裴老太一听这话顿时就不淡定了,“啥?叫你俩送人回家,怎么还给人补上房顶了?”
裴宝珠悠哉游哉地拿起糕点吃着,“三哥心善呗,见人家房顶坏了,巴巴儿地就上去补了。”
裴怀礼面色一红,“娘,人家都留我们吃饭了,梦娘她爹腿脚不好,房顶都漏雨呢。”
裴老太心里一琢磨,估摸着裴怀礼兴许对柳梦娘有几分意思。
“那梦娘家里是个什么情况,宝珠你说说看。”
她不问裴怀礼,裴怀礼肯定会往好了说。
“梦娘家里还有两个十二三岁的弟弟,爹是跛脚,她娘看起来比你老太多了,头发都白了,我看家里还有药罐子,估计也是在吃药吧。
还有还有,她们村没有牛车,瞅着咱家的牛瞅了好久。
梦娘家里头的房子,跟咱们村疤头家的差不多,石头堆的,冬天还漏风,用干草塞着的。”
跛子,吃药,石头屋,俩弟弟,buff叠满了,这样的人家,裴老太一听就知道是有多穷。
和她家老三,绝无可能。
不求娶个城里姑娘,至少也要娶个家境殷实的,不然老想着帮衬娘家。
“小妹,哪有你说的那样,梦娘家里只不过清贫了些。”裴怀礼辩解道,他对柳梦娘,是有几分朦胧的好感。
“行了,以后又见不着了,这辈子就遇到这么一回,别管人家咋样了。
老三,这段时候空闲,你好好研究研究机器,没事儿别瞎跑了。

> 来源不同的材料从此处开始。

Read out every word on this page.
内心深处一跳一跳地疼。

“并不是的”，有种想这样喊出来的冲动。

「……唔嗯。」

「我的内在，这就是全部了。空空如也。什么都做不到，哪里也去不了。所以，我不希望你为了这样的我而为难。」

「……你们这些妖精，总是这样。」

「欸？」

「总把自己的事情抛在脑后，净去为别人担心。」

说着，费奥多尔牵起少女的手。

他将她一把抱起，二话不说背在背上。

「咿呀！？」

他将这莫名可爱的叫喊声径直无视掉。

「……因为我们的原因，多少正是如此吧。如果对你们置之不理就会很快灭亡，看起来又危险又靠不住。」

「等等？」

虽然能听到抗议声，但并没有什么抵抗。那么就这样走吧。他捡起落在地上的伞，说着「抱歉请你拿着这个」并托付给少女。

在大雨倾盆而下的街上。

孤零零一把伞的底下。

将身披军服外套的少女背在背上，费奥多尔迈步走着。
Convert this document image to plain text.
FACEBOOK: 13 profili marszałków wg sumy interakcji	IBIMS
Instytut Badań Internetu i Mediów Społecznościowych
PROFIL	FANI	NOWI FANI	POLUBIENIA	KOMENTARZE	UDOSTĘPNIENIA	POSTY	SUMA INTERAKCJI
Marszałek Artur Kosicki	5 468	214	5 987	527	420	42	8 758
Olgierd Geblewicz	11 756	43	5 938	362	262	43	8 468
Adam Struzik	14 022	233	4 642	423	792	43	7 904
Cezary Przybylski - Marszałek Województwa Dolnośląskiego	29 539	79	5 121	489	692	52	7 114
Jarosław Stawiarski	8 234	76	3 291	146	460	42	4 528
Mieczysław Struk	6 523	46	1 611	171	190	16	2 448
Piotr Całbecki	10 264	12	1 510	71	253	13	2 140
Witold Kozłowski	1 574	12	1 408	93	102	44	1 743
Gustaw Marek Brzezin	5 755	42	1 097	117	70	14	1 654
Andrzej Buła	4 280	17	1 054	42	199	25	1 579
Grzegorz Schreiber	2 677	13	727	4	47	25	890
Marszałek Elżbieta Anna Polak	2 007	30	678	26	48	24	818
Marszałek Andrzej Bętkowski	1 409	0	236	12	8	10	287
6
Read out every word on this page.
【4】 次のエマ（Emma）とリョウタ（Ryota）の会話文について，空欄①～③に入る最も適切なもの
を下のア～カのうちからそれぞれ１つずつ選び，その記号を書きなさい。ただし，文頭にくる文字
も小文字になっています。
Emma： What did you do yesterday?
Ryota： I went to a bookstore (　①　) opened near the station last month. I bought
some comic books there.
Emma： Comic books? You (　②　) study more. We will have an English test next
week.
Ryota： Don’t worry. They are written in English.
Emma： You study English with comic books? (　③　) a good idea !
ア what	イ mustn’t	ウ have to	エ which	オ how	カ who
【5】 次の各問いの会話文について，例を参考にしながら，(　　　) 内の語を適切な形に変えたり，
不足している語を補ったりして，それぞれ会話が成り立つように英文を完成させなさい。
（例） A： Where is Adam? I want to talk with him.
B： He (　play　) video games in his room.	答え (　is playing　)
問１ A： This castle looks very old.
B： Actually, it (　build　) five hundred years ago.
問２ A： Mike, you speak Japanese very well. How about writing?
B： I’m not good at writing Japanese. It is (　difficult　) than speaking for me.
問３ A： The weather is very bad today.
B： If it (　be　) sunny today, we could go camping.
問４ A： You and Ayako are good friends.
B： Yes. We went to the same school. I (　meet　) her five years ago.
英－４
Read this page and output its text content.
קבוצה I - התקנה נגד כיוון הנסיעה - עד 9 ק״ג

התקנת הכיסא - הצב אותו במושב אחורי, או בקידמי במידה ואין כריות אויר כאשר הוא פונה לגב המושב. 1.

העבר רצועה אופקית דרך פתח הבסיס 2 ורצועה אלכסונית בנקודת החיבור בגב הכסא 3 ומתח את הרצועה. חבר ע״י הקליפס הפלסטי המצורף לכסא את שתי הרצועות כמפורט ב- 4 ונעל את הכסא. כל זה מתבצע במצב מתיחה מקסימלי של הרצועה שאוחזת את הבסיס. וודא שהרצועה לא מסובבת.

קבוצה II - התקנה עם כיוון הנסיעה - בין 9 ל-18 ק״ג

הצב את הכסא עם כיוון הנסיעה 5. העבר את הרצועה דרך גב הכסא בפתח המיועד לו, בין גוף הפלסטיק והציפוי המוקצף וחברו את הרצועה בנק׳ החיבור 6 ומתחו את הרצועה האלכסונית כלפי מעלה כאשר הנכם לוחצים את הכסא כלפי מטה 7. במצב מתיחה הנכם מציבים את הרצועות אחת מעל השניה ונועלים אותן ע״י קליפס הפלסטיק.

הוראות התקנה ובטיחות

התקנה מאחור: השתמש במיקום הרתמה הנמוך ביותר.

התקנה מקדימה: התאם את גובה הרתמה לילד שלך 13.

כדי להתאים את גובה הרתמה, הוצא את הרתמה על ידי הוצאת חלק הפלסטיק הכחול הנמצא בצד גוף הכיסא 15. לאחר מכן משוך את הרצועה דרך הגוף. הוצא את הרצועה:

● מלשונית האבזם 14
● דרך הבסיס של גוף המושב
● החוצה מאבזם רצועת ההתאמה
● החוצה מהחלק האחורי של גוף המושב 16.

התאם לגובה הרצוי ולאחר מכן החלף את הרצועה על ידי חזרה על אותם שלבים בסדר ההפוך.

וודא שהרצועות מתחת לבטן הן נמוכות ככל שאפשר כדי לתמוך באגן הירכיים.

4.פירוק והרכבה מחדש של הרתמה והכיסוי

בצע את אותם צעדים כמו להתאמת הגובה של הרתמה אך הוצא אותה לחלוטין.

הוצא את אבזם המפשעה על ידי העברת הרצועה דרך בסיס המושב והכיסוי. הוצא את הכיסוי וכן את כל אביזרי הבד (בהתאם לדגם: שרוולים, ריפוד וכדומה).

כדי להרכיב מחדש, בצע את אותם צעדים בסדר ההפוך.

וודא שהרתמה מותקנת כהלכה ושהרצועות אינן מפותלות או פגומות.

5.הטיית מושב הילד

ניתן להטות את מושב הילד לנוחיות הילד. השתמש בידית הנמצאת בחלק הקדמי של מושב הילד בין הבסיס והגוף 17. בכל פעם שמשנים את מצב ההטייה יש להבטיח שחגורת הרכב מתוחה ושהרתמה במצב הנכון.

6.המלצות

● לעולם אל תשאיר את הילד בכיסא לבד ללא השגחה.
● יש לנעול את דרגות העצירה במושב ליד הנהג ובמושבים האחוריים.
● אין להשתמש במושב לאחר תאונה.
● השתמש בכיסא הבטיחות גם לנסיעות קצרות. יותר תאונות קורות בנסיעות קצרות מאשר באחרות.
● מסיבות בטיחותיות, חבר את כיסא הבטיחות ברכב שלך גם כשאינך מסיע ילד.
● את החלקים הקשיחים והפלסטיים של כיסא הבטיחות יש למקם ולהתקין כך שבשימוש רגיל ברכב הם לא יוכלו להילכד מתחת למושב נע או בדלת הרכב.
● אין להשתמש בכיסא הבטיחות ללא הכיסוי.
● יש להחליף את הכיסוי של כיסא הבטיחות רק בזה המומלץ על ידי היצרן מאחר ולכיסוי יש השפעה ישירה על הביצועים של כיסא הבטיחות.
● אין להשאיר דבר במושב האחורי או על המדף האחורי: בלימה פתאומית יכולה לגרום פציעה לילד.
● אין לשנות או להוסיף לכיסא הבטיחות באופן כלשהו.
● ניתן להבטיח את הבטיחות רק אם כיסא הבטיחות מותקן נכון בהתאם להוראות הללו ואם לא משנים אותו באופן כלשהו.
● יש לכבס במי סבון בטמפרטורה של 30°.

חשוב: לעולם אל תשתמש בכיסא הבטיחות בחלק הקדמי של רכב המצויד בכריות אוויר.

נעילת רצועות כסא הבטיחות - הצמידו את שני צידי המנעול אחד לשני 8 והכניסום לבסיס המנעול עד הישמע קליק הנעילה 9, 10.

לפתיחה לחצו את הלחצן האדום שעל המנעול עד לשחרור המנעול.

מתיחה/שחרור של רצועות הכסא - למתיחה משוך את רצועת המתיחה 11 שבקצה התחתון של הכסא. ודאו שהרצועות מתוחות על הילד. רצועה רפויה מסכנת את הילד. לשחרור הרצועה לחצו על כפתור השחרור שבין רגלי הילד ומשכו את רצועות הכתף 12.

”
年少时朦胧的感情,在裴老太看来,是脆弱的,轻轻一掐就掐断了。
渐渐的,也就没有人提起柳梦娘,裴老太寻思着过完年该给裴怀礼相看人家了,得早早的定下来,避免节外生枝。
腊月二十六,杀猪割肉。
这一天,村里是要杀猪的,至于谁家要杀,那就会早早的给出消息,杀了是自己吃还是卖掉,也让别的人有准备。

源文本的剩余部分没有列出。